Some faculty and students are criticizing the selection of Michael Mukasey, who served as U.S. attorney general from 2007 to earlier this year.
A petition is circulating decrying the choice. It reads in part: "We believe a commencement speaker should reflect the collective values of the UNC Law community. ... By refusing to condemn waterboarding as torture, former Attorney General Michael Mukasey has demonstrated that he does not represent those values."
Mukasey was a controversial figure from the outset of his time as the nation's top lawyer. During his confirmation hearings in 2007, Mukasey declined to say whether waterboarding, an interrogation technique, amounted to torture.
Travis Packer, a third-year law student, said offering Mukasey the commencement speaker slot suggests that the UNC law community in general agrees with his beliefs.
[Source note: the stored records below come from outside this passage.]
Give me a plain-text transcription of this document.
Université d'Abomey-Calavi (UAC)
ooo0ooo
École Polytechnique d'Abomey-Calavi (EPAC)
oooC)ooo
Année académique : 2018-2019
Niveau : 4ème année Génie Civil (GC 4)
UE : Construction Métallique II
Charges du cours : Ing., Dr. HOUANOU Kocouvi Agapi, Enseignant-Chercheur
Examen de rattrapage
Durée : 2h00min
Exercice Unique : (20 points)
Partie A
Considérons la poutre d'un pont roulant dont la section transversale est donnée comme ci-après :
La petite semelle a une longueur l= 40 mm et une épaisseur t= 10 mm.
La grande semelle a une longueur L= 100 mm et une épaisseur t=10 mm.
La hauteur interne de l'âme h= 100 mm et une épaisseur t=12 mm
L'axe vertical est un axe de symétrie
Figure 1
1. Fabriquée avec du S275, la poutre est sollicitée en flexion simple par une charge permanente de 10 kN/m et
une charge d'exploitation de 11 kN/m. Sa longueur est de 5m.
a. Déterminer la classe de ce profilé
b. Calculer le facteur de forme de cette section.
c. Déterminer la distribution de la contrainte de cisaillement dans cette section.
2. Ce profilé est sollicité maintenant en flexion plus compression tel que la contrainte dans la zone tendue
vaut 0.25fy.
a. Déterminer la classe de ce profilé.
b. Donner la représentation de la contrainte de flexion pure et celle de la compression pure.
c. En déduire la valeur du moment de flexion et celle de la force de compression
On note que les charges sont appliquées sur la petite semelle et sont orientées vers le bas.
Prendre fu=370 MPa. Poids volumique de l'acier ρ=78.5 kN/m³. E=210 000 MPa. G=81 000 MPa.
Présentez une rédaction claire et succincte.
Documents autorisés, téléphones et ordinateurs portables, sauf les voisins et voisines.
"I feel like we've endorsed this person," Packer said. "But I would never give him my endorsement."
Packer conceded it would be difficult to find a speaker with views that everyone agrees with, and said Mukasey would be a good addition to a law forum, panel or other sort of round-table discussion.
But a commencement speech is different, he said.
"When you invite someone to come and speak, you're bestowing an honor upon him," Packer said.
The UNC Student Bar Association made the selection. Its president, Matt Modell, said politics did not factor into the decision.
Last year, Mukasey drew criticism when he spoke at Boston College's law school graduation.